The Devil's Rejects
Plotline: The police track down the Firefly family at their residence and decide to take vigilante justice against them for the 1,000+ (*fart*) murders that they've committed over the years. Three of them manage to escape and go on a cross-country rampage as they attempt to outrun the sheriff, leaving more dead bodies in their wake--imagine that.
Scariness factor: Gah. I really hate to say it because I know Rob Zombie's supposed to be a big ol' horror movie nerd and stuff, but I'll be damned if his movies aren't scary at all. They're not even really DISTURBING because the characters are so ridiculous and the deaths are so ridiculous that it's hard to really be DISTURBED by them. Especially his hot, hot wife who is just irritating as a murderer. He may LIKE horror movies, but a scary horror movie he has yet to make. Gory ones, yes. Foul-mouthed, titty-bumping ones, yes. But scary ones, hell no.
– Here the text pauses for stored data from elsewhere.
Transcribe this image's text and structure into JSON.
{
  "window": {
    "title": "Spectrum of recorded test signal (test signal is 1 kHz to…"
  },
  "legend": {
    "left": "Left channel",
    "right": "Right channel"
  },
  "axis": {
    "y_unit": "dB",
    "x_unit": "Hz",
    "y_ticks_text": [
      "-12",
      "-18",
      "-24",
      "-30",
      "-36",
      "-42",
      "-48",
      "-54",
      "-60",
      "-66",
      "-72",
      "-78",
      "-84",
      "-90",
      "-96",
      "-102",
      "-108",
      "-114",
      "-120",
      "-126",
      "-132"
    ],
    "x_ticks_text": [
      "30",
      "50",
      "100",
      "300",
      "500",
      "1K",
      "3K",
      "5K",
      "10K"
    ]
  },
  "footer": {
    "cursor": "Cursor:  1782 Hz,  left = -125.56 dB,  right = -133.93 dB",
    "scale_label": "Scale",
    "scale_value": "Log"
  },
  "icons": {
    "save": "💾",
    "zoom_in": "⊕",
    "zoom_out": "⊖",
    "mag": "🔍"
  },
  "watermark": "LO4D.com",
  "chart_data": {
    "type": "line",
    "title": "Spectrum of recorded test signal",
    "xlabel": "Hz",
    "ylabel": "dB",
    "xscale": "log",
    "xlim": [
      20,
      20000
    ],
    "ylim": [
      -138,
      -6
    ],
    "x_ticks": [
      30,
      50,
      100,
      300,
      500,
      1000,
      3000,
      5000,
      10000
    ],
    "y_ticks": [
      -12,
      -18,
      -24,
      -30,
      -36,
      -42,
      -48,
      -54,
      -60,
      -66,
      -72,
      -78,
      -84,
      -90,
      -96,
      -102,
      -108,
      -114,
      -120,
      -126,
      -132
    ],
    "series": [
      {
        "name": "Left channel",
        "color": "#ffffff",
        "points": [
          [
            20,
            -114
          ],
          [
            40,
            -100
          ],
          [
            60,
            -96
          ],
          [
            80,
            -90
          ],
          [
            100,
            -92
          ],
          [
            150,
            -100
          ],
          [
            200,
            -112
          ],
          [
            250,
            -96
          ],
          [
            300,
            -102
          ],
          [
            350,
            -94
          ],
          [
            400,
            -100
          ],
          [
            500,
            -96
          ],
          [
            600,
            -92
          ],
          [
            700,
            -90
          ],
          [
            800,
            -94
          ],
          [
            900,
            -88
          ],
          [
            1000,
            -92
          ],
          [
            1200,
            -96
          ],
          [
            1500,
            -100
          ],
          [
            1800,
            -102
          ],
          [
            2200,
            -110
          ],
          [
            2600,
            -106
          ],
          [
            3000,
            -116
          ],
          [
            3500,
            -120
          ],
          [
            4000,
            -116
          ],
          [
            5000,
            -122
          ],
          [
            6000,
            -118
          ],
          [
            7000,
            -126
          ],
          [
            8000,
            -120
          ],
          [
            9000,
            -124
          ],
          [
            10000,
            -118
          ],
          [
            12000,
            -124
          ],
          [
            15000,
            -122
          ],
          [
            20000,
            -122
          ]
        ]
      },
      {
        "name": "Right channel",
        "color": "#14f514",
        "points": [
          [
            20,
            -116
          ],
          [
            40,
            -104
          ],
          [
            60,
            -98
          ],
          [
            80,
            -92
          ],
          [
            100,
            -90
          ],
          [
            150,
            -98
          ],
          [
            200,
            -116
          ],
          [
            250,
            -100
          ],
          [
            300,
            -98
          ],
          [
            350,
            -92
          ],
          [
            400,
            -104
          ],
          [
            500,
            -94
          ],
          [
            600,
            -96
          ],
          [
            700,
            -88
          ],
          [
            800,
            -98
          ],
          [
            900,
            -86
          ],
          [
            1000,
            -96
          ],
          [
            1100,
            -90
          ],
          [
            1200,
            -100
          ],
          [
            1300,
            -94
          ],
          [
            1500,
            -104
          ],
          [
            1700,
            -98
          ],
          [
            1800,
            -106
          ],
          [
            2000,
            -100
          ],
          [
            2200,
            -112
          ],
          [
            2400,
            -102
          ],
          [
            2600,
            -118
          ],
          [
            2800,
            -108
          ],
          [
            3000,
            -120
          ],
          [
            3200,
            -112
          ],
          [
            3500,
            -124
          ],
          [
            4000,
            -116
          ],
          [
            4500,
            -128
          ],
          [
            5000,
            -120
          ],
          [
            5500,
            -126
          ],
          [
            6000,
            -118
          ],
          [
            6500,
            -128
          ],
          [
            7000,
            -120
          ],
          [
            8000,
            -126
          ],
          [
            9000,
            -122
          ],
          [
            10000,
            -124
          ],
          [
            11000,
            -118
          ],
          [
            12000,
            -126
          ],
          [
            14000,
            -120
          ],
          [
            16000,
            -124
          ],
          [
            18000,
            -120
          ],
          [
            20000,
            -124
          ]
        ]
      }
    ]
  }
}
Originality: Wow--a group of murderers taking the lives of folks in a gritty, back-woods kinda way. Has THAT been done before? Nah. *COUTexasChainsawMassacreGH*
Complaints: The lack of scariness in this movie was yet again disappointing. Zombie seems to favor vulgarity, swearing, and titties over any substantial scariness. This was particularly disappointing seeing as the previews made it seem like it was very old-school and gritty, like a new Texas Chainsaw Massacre or something. But instead it was mostly just tiresome and overdone. Nothing was surprising about it. As in House of 1,000 Corpses (which I must pause and comment on--1,000 corpses?? Really? I mean, wouldn't that be KINDA hard to tackle without SOMEONE catching on quickly, especially when you live in a backwoods fricking area where there aren't a whole heckuva lot of possible other culprits around??), the gore and violence is so over the top that it somehow becomes ho-hum. And the characters are never really threatening--in House of 1,000 Corpses there were moments were I got a bit nervous and tense, but in The Devil's Rejects I can't remember this happening once. Zombie seems to have good intentions, and he seems to catch a moment or two of actual gritty good-horror-movie bliss, but they are way too few and far between.
High Points: I definitely liked this movie a lot better than its predecessor. It was much more believable, and it made a lot more logical sense. It also doesn't seem like it was a gratuitous gross-out fest of bloody images with a plot loosely stringing it together--still violent, but it at least had some sort of driving force to it. And I definitely liked the sequence that's put together over the opening credits--Zombie takes an overplayed and cheerier '70's Allman Bros. radio song and fuses it with really disparate and bloody images in a quite cool kinda way. This was the part I most liked about the movie. Actually, he takes some really good songs and fuses them with really bizarre events/images throughout the whole movie in a way that I found fun most of the time (though a bit annoying once or twice). I enjoyed this most. That and it was fun trying to pick up on his little nods to other movies (horror and both) including such stuff as Texas Chainsaw Massacre (which was actually a bizarrely funny but disturbing moment in the movie) and Thelma and Louise among others.
Overall: Again, kinda like with The Village, I just feel ho-hum about this movie. I was disappointed with it since it wasn't as gritty and cool as the previews made it look. But it's not terrible, nor is it fantastic. It just deserves a big EH and a couple proddings to Rob Zombie to keep working his ass off so that he finally MAKES something scary.